Many former port cities in the Western world have been undertaking waterfront revitalisation within a wider re-imag(in)ing rationale to boost place competitiveness and to reposition themselves as leading tourism destinations. Previously deindustrialised and derelict waterscapes have thus turned into mixed-use areas and, through overall enhancement of the public realm and existing facilities, together with the creation of iconic architecture, they have been assigned with new values, meanings and symbols. These aesthetically appealing sites of cultural entertainment and conspicuous consumption now constitute venues for outdoor sports, leisure, entertainment and shopping activities that offer an extensive range of hedonistic experiences aimed at increasingly demanding and eclectic visitors. But these processes are bound up with social and power relations in their localities, and are contested. This article seeks to examine the cases of Cardiff Bay and Lisbon's Park of Nations as two European capital waterfronts that adopted this strategy of spatial intervention in the 1990s to reinvent their images.
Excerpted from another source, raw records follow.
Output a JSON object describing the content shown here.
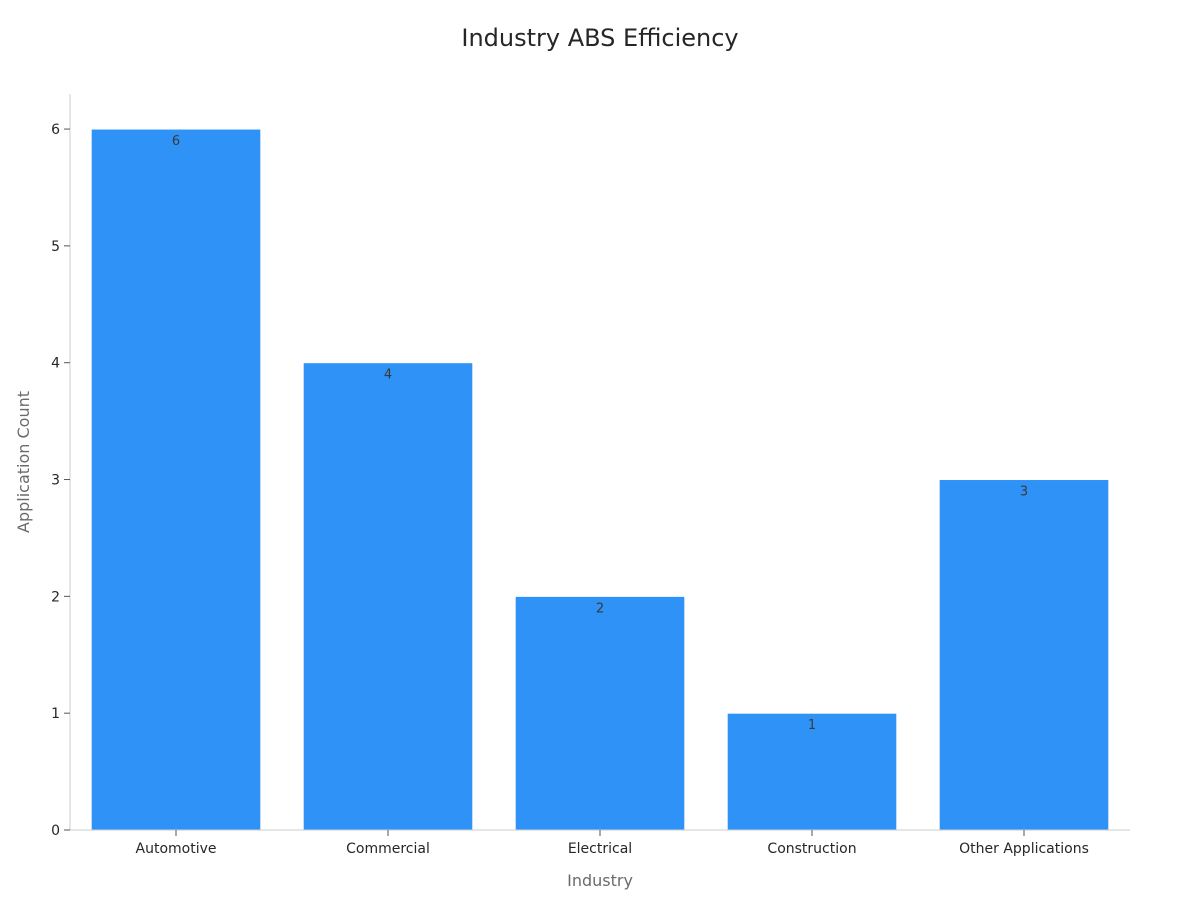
{
  "chart_data": {
    "type": "bar",
    "title": "Industry ABS Efficiency",
    "xlabel": "Industry",
    "ylabel": "Application Count",
    "categories": [
      "Automotive",
      "Commercial",
      "Electrical",
      "Construction",
      "Other Applications"
    ],
    "values": [
      6,
      4,
      2,
      1,
      3
    ],
    "ylim": [
      0,
      6.3
    ],
    "yticks": [
      0,
      1,
      2,
      3,
      4,
      5,
      6
    ],
    "bar_color": "#2e92f7",
    "data_labels": true,
    "grid": false,
    "legend": "none"
  }
}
This article considers, in particular, how two distinct waterfront revitalisation projects have introduced new urban centralities in their hosting cities, and how contemporary public art associated with water and maritime motives has come to reshape the public realm, to redefine its social and cultural appropriation, and to assume a central role in the creation of new place identities. The contested nature of public space and the social and cultural tensions at stake in urban regeneration will be considered through the case studies.